Ya never know. Who woulda thunk that Jersey City, Hoboken, etc., would command the prices that they now do?? I dount P-burg will ever get to that level, since 1.5 hours to NYC is not the same as being just across the river, but there's definitely plenty of old housing stock there thats ripe for restoration.
I don't know if someone was high on crack or sniffing too much glue, but I always thought altough Phillipsburgh had some nice homes, the area was crappy....so is this article true today?
I've always thought that PBurg had the potential to someday be the next Hoboken...or Scranton on the NJ side. It has cleaned up a bit over the years but it still has a long way to go. You can get bargains and some of the homes would be great restored.
I just browsed their inventory and there's nothing there that would entice me to buy a home and I'm an old homes lover. I just thought that there are plenty of other towns deserving of the so called title "best places to buy an old home...."
I wouldn't live in P'Burg if you paid me. Everything is so rundown and it's across the river from crime ridden Easton, PA where gunshots are a regular nightly occurence.

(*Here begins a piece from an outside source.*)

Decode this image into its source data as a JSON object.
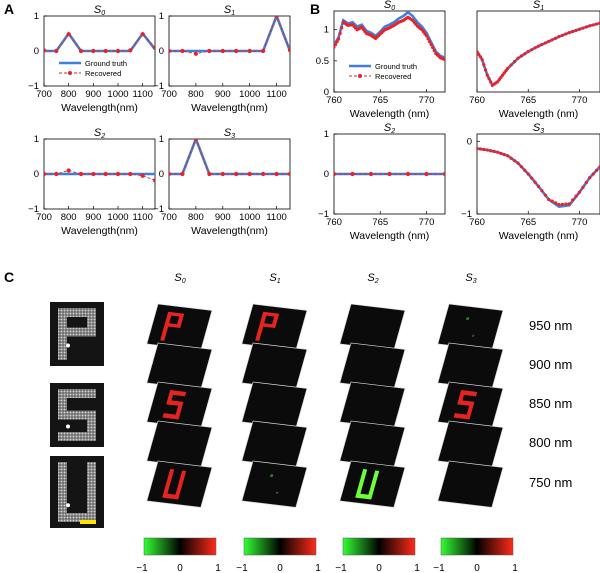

I wouldn't live in P'Burg if you paid me. Everything is so rundown and it's across the river from crime ridden Easton, PA where gunshots are a regular nightly occurence.
Exactly, makes you wonder who the hell is gathering all the info on any "top 10" lists, i.e. schools, towns.
I knew a few Warren Couny Correctional officers...most of the scum in the Warren County jail came from Phillipsburg.....maybe in a decade or two...have to have those "pioneers" willing to pick up a restoration and live there till it turns around
As Bob said, "who would have thought..." While most of us are understandably concerned with keeping our own heads above water and putting our kids in good schools, etc... There are always folks out there willing (and able) to take a risk to find the next Hoboken, Jersey City, Red Bank, Manayunk, or Lambertville. I'm a believer that no urban area is ever really "doomed." In the end, the free market determines all things and if the price of housing along with other economic factors attract people to an area it turns around. Look at the way various neighborhoods in cities like Philadelphia, New York, Cleveland, and Boston have transformed over the years. Granted its not for everyone-you have to have deep pockets and patience, which one day I hope to have Personally having just bought a home in High Bridge I'd love to see Phillipsburg revitalized. My fiancee and I love Lambertville and the appeal of the older towns on the Delaware in general.
I wouldn't live in P'Burg if you paid me. Everything is so rundown and it's across the river from crime ridden Easton, PA where gunshots are a regular nightly occurence.
Nightly gunshots? You certainly know how to exaggerate, don't ya? I lived in that area from 2003 - 2006 and I've never heard of gunshots at night for the time I lived there. Have you ever gone to this place at all? Unlike Newark, you won't see any house in P'burg or Easton with safety iron bars in front of their windows/doors, I tell you that!
P-burg is a dump. The article is ignorant to the fact that those homes are lipstick on a pig. What you have in P-burg is low income, crime, drugs, that's hardly an area that I'd want to invest in. There is no turnaround there. The article was written by an ignorant person who doesn't know the NJ market. Yeah you hear stories of once in awhile of some NYC banker who buys an old victorian in that area for nothing and fixes it up but that's not the norm and will never be that far away from the City. Buy at your own risk.